Ask the Insurance Operations Guy!

What’d you think of SickO?

Because your plan doesn’t cover optical. If your file were to get audited and they saw that a claim for optical was paid when you don’t have that coverage, there would be major problems. It’s kind of like the zyban vs wellbutrin thing. They are the same medication but some companies won’t pay for it if prescribed as zyban (for smoking cessation) but will as wellbutrin (for depression).

Does that help some?

Would any of these would be denied under “preexisting condition”?

If I get treatment for ingrown toenails and…

a) I am employed continually for 20 years with the same employer, but they’ve switched insurers.
b) I am continually employed for 20 years but at different companies, staying with the same insurer.
c) I am continually employed for 20 years but at different companies, changing insurers as my needs.

Basically, I don’t understand preexisting condition denials. I’m guessing the policy is (theoretically) in place so that people don’t just get a job with insurance now that they’ve learned that ingrown toenails are fatal, get treatment and then quit.

also, are congenital and hereditary defects considered preexisting?

I really can’t answer your other questions, because it will vary by company and state law.

As far as this bit though, denials for pre-existing conditions or excluding coverage for the pre-existing condition are done to save money. Why would you want to offer coverage to someone that you already know needs treatment? The basic concept of insurance is to insure against future, unknown conditions. When you add a pre-existing condition into the mix it changes things.
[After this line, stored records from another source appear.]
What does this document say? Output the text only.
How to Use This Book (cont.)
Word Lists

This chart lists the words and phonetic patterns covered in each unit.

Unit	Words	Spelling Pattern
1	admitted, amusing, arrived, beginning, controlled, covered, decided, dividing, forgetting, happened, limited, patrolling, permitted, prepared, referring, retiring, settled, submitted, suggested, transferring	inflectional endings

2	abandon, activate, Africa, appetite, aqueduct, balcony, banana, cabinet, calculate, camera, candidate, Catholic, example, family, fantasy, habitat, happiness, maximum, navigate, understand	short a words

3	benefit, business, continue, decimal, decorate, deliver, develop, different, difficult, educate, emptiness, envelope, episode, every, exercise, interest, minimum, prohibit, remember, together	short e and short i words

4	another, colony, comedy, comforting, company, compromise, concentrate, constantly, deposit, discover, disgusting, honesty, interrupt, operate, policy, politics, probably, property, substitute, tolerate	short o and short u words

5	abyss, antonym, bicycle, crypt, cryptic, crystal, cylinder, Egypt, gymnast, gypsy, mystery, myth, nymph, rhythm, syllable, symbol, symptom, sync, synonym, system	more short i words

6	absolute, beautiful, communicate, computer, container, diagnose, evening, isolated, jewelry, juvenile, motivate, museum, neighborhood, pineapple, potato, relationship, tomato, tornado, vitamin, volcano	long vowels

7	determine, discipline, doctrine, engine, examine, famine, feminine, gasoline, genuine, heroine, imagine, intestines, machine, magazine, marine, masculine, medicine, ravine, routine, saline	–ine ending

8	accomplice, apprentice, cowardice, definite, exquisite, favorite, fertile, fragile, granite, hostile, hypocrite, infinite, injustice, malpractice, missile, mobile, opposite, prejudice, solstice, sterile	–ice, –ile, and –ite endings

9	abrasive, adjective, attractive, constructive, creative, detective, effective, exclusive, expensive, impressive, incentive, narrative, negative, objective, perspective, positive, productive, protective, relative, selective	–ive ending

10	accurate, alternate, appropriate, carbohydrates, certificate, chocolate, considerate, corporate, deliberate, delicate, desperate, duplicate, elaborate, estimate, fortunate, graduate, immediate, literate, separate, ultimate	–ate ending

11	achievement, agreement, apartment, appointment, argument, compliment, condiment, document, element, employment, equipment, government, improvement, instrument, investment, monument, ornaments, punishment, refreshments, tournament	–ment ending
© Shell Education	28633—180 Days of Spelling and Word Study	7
Like with car insurance, there is a good reason why people who have been in multiple accidents that they were at fault for get dropped and have problems getting covered again. They have been shown to be a bad risk. It’s the same principle, you want to reduce your financial risks by not taking on too many cases where you will pay out more than is coming in.

That being said, pre-existing conditions are not usually a problem with employer-sponsered plans. There may be a waiting period before treatment will be covered on a pre-existing condition but it normally won’t stop you from getting the coverage.
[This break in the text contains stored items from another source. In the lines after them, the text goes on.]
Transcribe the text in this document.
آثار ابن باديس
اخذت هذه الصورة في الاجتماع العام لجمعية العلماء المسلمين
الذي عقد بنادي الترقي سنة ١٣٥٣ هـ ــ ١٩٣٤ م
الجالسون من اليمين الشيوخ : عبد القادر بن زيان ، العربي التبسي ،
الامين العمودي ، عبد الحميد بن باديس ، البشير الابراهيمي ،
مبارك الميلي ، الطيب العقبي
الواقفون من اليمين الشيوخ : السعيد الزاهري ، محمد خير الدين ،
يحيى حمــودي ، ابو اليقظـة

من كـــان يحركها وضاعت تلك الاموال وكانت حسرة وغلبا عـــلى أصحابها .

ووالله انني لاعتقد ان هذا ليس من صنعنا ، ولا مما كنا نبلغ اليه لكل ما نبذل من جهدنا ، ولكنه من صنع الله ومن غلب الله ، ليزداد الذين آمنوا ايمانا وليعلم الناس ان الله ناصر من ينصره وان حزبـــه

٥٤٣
I had an accident on May 1st 2004.

The other party admitted responsibility very shortly after the accident so why did it take 3 years, 2 months and 21 days before I was paid?

It’s the system we deal with. In case that sounds like a cop-out, think about a better way to get the process accomplished. To be honest, I think it’s a pretty good and flexible system.

The CPT Code (“what we’re doing to you”) and the diagnosis code (“why we’re doing it”) have to match for starters. Why? To make sure you and the company are not a victim of fraud. If a CPT code (“What”) says you’re getting a bariatric surgery (lap-band, for example) and the diagnosis code (“why”) says because of migraine headaches, we’re going to deny, and appropriately so. A more common version is when a Chiropractor submits CPT codes for Physical Therapy processes. He’s not supposed to do that, as he’s not licensed to do so.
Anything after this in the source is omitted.